Right to counsel

Tennessee , Court Rule or Initiative , Incarceration for Fees/Fines (incomplete)

Tenn. Sup. Ct. R. 13(d)(1) states:

In the following cases, and in all other cases required by law, the court or appointing authority shall advise any party without counsel of the right to be represented throughout the case by counsel and that counsel will be appointed if the party is indigent and requests appointment of counsel. … (B) Contempt of court proceedings in which the defendant is in jeopardy of incarceration.”

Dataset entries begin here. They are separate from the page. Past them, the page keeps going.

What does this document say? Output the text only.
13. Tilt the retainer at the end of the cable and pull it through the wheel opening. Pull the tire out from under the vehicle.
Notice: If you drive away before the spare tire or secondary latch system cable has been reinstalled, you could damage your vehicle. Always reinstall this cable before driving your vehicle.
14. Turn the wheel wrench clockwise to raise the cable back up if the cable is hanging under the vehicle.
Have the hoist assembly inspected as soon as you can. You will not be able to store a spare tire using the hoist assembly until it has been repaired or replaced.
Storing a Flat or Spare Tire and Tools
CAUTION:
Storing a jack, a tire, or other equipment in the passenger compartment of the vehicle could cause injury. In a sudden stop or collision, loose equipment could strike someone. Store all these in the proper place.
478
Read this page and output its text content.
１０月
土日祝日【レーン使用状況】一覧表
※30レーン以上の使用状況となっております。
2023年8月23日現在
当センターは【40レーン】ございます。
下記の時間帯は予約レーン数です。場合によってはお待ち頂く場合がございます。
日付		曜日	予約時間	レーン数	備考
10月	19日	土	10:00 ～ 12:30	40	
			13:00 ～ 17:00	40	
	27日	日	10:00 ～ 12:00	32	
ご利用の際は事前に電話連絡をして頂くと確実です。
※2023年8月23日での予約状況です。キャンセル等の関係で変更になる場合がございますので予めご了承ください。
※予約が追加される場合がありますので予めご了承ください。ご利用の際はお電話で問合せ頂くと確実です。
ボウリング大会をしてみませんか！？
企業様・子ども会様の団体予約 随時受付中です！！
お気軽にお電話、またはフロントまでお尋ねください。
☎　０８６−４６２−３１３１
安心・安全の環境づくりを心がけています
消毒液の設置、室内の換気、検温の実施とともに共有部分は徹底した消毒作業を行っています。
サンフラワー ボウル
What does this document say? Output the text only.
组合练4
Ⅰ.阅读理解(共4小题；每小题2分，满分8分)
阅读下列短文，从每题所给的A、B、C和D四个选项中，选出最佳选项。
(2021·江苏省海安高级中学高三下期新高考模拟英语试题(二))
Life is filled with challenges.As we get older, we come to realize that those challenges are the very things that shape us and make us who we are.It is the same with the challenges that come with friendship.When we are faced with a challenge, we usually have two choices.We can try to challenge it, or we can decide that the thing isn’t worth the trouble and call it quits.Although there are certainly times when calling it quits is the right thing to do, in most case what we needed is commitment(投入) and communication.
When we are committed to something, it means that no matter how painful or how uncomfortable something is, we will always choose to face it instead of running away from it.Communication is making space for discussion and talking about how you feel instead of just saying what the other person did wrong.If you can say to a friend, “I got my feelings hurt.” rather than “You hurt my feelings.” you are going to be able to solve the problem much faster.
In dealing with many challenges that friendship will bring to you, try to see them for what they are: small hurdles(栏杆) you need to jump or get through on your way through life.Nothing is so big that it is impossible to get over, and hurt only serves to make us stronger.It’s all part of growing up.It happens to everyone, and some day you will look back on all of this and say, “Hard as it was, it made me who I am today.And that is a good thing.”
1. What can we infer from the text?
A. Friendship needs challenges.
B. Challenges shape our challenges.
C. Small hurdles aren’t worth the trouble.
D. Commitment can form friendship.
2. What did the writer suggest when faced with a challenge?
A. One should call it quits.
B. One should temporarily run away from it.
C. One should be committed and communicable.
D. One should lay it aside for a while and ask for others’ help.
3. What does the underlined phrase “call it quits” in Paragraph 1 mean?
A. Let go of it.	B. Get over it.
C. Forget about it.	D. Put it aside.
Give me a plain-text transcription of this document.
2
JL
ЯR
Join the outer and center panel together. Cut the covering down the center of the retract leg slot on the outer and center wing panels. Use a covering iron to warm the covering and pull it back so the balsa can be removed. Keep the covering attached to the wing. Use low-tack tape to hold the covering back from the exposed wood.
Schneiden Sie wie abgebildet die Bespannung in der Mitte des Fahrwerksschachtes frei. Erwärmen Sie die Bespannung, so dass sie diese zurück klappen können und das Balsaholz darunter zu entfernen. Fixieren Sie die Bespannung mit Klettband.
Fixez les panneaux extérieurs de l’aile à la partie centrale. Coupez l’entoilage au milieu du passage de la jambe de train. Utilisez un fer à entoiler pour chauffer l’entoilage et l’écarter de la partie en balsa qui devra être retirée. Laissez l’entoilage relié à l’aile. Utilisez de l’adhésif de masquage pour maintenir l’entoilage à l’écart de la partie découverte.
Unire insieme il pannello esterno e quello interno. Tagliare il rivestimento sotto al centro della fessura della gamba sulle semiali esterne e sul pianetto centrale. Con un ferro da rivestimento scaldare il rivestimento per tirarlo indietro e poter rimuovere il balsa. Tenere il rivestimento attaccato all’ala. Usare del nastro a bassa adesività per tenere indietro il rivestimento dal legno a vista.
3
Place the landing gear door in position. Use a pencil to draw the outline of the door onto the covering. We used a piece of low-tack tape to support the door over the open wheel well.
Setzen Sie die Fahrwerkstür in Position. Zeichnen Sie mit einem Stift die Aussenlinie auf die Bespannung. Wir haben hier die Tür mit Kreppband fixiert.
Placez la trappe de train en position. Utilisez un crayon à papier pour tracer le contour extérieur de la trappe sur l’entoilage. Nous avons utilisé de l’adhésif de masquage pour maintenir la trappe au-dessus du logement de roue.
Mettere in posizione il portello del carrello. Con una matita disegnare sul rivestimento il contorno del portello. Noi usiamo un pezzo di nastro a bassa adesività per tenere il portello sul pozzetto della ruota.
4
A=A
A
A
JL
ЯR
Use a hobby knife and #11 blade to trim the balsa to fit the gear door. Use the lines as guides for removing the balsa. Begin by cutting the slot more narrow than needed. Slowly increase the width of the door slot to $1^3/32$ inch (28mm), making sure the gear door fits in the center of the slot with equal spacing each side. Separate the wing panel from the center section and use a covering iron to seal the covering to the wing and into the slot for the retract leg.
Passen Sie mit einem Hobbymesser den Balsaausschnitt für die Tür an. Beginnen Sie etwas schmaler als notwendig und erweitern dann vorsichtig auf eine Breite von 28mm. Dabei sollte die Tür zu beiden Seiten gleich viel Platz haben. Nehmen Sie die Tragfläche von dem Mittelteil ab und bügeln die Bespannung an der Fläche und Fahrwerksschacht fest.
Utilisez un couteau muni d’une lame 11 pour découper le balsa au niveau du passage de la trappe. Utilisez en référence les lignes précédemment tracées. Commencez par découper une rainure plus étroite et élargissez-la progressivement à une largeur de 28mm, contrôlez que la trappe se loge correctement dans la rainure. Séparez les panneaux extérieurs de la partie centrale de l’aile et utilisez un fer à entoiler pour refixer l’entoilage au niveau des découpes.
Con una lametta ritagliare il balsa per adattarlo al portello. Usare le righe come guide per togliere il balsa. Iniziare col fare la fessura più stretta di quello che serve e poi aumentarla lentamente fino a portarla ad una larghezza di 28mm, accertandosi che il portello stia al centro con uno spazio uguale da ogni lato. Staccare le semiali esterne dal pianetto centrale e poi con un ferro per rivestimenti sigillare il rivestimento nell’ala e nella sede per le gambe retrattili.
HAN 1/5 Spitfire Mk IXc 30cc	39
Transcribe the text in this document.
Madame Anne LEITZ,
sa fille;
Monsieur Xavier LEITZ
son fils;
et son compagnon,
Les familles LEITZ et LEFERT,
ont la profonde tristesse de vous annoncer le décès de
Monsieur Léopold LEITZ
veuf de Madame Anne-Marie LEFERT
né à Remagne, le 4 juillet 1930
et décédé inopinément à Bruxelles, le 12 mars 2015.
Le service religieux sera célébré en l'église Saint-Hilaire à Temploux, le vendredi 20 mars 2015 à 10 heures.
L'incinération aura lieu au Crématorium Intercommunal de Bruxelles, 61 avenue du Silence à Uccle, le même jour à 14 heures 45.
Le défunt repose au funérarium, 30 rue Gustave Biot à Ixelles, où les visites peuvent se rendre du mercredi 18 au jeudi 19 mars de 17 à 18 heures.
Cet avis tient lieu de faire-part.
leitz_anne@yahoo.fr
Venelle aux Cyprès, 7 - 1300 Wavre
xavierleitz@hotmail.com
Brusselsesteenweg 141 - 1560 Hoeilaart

However, Tenn. Sup. Ct. R. 13(a)(1) states, “The purposes of this rule are: (A) to provide for the appointment of counsel in all proceedings in which an indigent party has a statutory or constitutional right to appointed counsel …”  The Tennessee Supreme Court has further clarified that “Rule 13 does not create rights; it merely contains the procedural mechanism for implementing them.”  Summers v. State, 212 S.W.3d 251, 261 (Tenn. 2007).  Thus, the court found in Summers that appointment of counsel in habeas proceedings was discretionary, as per the language in Tennessee Code Annotated section 40–14–204, notwithstanding the seemingly mandatory language in the Tennessee Rules of the Supreme Court 13(d)(1)(C).  This suggests that the rule is not intended to itself create a right to appointed counsel, and there is no statute in Tennessee providing such a right.  There are, though, some intermediate Court of Appeals constitutional rulings finding such a right, so it is possible the rule is intended to implement such rulings.

Appointment of Counsel: Yes
Qualified: Yes
? If "yes", the established right to counsel or discretionary appointment of counsel is limited in some way, including any of: the only authority is a lower/intermediate court decision or a city council, not a high court or state legislature; there has been a subsequent case that has cast doubt; a statute is ambiguous; or the right or discretionary appointment is not for all types of individuals or proceedings within that category.